The car climbs higher into the Aspromonte, the so-called rough mountains. As the road winds and twists, I note that some of the road signs have bullet holes. Villagers stare at me from their doorways as I pass. Just as I’m thinking I’m rather dangerously lost, I turn a final, hair-raising corner and pull into a little village piazza. I can see a street sign in Italian and Greek. Then an old granny, a nonna, runs across the piazza calling to a giggling child.
The old woman is talking Ancient Greek in its purest surviving form; she is talking the language of Plato and Socrates, Aristotle and Homer, the language of the Sybarites, who taught their horses to dance to the flute, on this very same coast by the Ionian Sea.

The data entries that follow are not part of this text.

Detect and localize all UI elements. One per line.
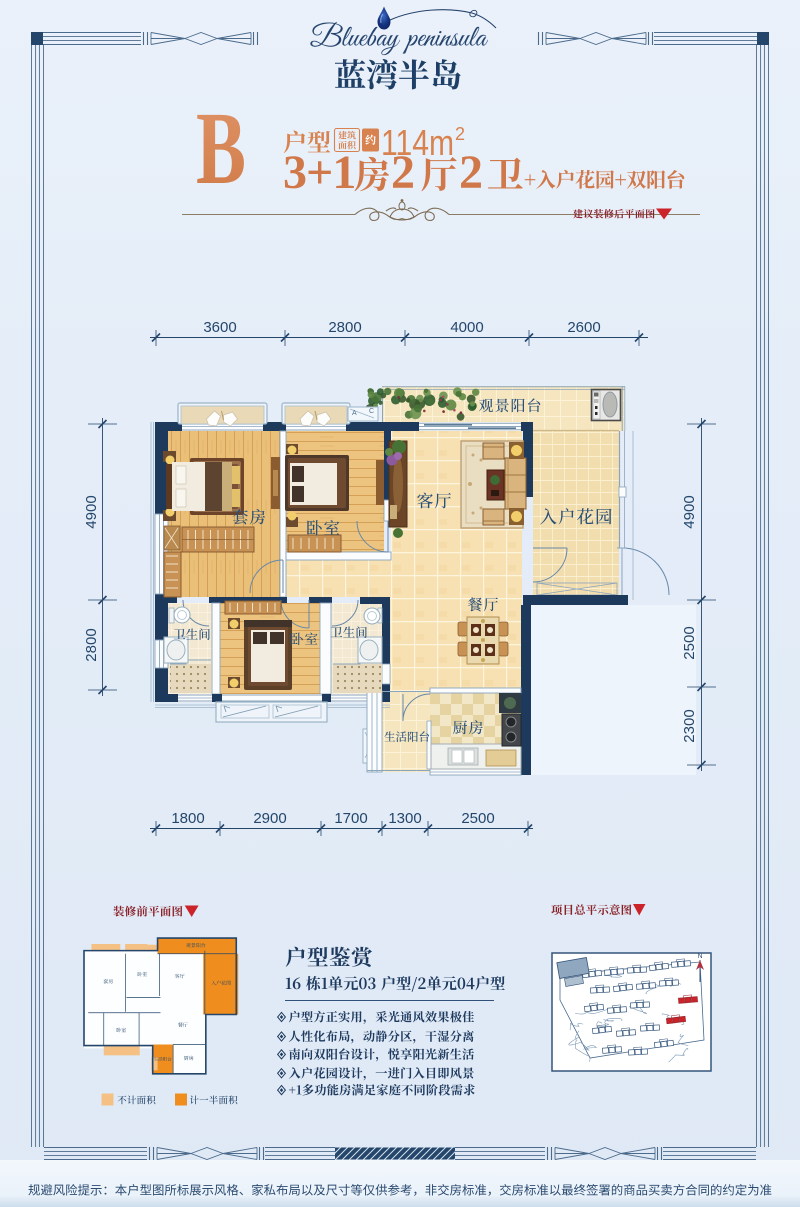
svg-text:2500: 2500 [461,810,494,827]
svg-text:3+1: 3+1 [283,146,355,199]
svg-text:N: N [697,953,702,960]
svg-text:2900: 2900 [253,810,286,827]
svg-text:2: 2 [459,146,483,199]
svg-text:1700: 1700 [334,810,367,827]
svg-text:2600: 2600 [567,319,600,336]
svg-text:B: B [196,91,246,206]
svg-text:1300: 1300 [388,810,421,827]
svg-text:1800: 1800 [171,810,204,827]
svg-text:2500: 2500 [681,626,698,659]
svg-text:2800: 2800 [83,628,100,661]
svg-text:2800: 2800 [328,319,361,336]
svg-text:3600: 3600 [203,319,236,336]
svg-text:4000: 4000 [450,319,483,336]
svg-text:2: 2 [455,124,465,144]
svg-text:2300: 2300 [681,709,698,742]
svg-text:2: 2 [391,146,415,199]
svg-text:4900: 4900 [83,495,100,528]
svg-text:A: A [352,410,357,417]
svg-text:C: C [369,408,374,415]
svg-text:4900: 4900 [681,495,698,528]
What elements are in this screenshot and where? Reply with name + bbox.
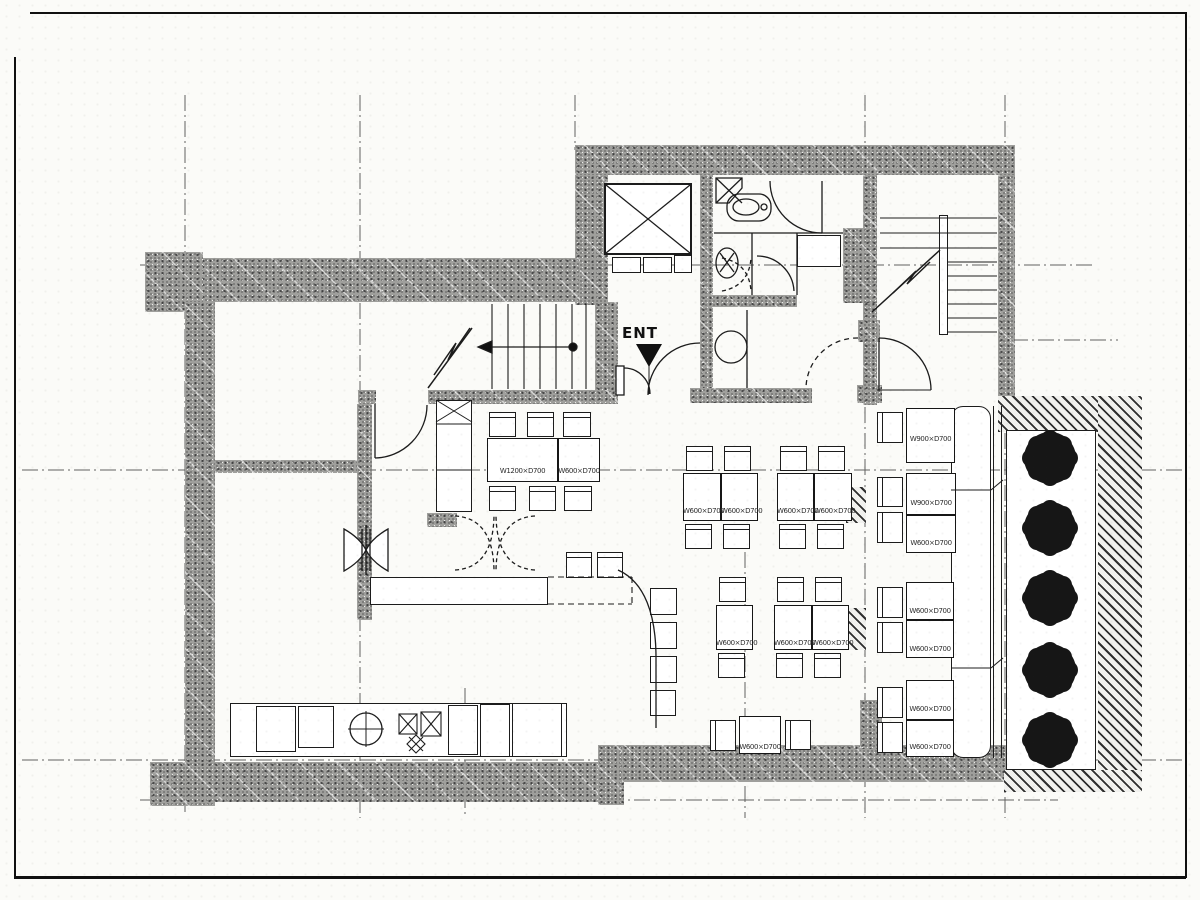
stair-stringer <box>939 215 948 335</box>
chair <box>723 524 750 549</box>
table-size-label: W600×D700 <box>683 508 721 515</box>
table-size-label: W600×D700 <box>812 640 849 647</box>
chair <box>686 446 713 471</box>
corner-sink-icon <box>716 178 742 203</box>
column-circle <box>715 331 747 363</box>
chair <box>877 622 903 653</box>
chair <box>529 486 556 511</box>
chair <box>877 477 903 507</box>
table <box>487 438 558 482</box>
table-size-label: W1200×D700 <box>487 468 558 475</box>
door-arc-left-room <box>375 404 427 458</box>
page-border-right <box>1185 12 1187 878</box>
chair <box>877 412 903 443</box>
table-size-label: W900×D700 <box>906 436 955 443</box>
wall-toilet-stair-block <box>843 228 877 303</box>
planter-wall-bottom <box>1004 770 1142 792</box>
stair-break-symbol <box>872 250 940 312</box>
table-size-label: W600×D700 <box>558 468 600 475</box>
chair <box>566 552 592 578</box>
door-arc-stair <box>877 338 931 390</box>
table <box>906 473 956 515</box>
chair <box>877 722 903 753</box>
stair-break-symbol-left <box>428 328 472 388</box>
chair <box>877 587 903 618</box>
table <box>906 680 954 720</box>
elevator-door-left <box>612 257 641 273</box>
chair <box>724 446 751 471</box>
chair <box>710 720 736 751</box>
stool <box>650 656 677 683</box>
chair <box>489 412 516 437</box>
chair <box>877 687 903 718</box>
wall-left-rooms-partition <box>215 460 360 473</box>
wall-left-outer <box>185 302 215 764</box>
service-cabinet <box>436 400 472 512</box>
table-size-label: W600×D700 <box>774 640 812 647</box>
planter-wall-right <box>1098 396 1142 792</box>
kitchen-unit-4 <box>480 704 510 757</box>
chair <box>564 486 592 511</box>
urinal-icon <box>716 248 738 278</box>
chair <box>785 720 811 750</box>
entrance-label: ENT <box>616 324 664 342</box>
table-size-label: W600×D700 <box>814 508 852 515</box>
page-border-bottom <box>14 876 1186 879</box>
elevator-door-right <box>643 257 672 273</box>
chair <box>780 446 807 471</box>
chair <box>779 524 806 549</box>
wall-right-of-stairs <box>998 175 1015 405</box>
stair-treads-left <box>492 304 586 389</box>
stool <box>650 690 676 716</box>
wall-dining-top-a <box>358 390 376 404</box>
entrance-door-arcs <box>616 343 700 395</box>
chair <box>776 653 803 678</box>
chair <box>685 524 712 549</box>
wall-kitchen-bottom <box>185 762 622 802</box>
table-size-label: W600×D700 <box>716 640 753 647</box>
door-arc-dashed-hall <box>806 338 858 388</box>
table <box>906 515 956 553</box>
wall-counter-side <box>427 513 457 527</box>
chair <box>597 552 623 578</box>
chair <box>777 577 804 602</box>
chair <box>814 653 841 678</box>
entrance-arrow-icon <box>636 344 662 367</box>
stall-door-arcs <box>722 258 751 291</box>
table-size-label: W600×D700 <box>906 646 954 653</box>
bench-backrest <box>993 406 1002 758</box>
stair-direction-arrow <box>478 341 577 353</box>
table <box>906 720 954 757</box>
kitchen-unit-5 <box>512 703 562 757</box>
table-size-label: W600×D700 <box>906 608 954 615</box>
wall-step-block <box>598 745 624 805</box>
wall-elevator-toilet-divider <box>700 175 713 398</box>
service-counter <box>370 577 548 605</box>
chair <box>563 412 591 437</box>
wall-top-block <box>575 145 1015 175</box>
table-size-label: W600×D700 <box>777 508 814 515</box>
bench-seat <box>951 406 991 758</box>
page-border-top <box>30 12 1187 14</box>
planter-box <box>1006 430 1096 770</box>
table <box>558 438 600 482</box>
chair <box>815 577 842 602</box>
chair <box>818 446 845 471</box>
page-border-left <box>14 57 16 877</box>
toilet-icon <box>727 194 771 221</box>
toilet-niche <box>797 235 841 267</box>
kitchen-unit-1 <box>256 706 296 752</box>
table-size-label: W900×D700 <box>906 500 956 507</box>
wall-entrance-right <box>690 388 812 403</box>
chair <box>817 524 844 549</box>
stool <box>650 622 677 649</box>
elevator-car <box>604 183 692 255</box>
chair <box>719 577 746 602</box>
table-size-label: W600×D700 <box>906 744 954 751</box>
stool <box>650 588 677 615</box>
swing-door-arcs <box>455 516 535 570</box>
elevator-jamb <box>674 255 692 273</box>
stall-door-arc-solid <box>757 256 794 291</box>
counter-dashed-edge <box>548 577 632 604</box>
kitchen-unit-2 <box>298 706 334 748</box>
floor-plan: W1200×D700 W600×D700 W600×D700 W600×D700… <box>0 0 1200 900</box>
chair <box>877 512 903 543</box>
wall-below-toilets <box>700 295 797 307</box>
door-arc-upper-toilet <box>770 181 822 233</box>
table-size-label: W600×D700 <box>906 540 956 547</box>
kitchen-unit-3 <box>448 705 478 755</box>
table-size-label: W600×D700 <box>721 508 758 515</box>
table-size-label: W600×D700 <box>739 744 781 751</box>
chair <box>489 486 516 511</box>
wall-upper-left-long <box>200 258 580 302</box>
table-size-label: W600×D700 <box>906 706 954 713</box>
chair <box>527 412 554 437</box>
chair <box>718 653 745 678</box>
wall-vestibule-left <box>595 302 618 398</box>
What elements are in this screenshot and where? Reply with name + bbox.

It’s a good place to end, because it sums up this singular, rather secretive corner of Italy. Calabria is scruffy in places, overdeveloped in parts, and yet, and yet, like one of those dense Calabrian pastries studded with delicious fragments of spicy fruit, it has moments of outright sublimity comparable with anything in Italy. You have to seek them out, you have to make an effort. But the taste, when you bite, is nibblissimo.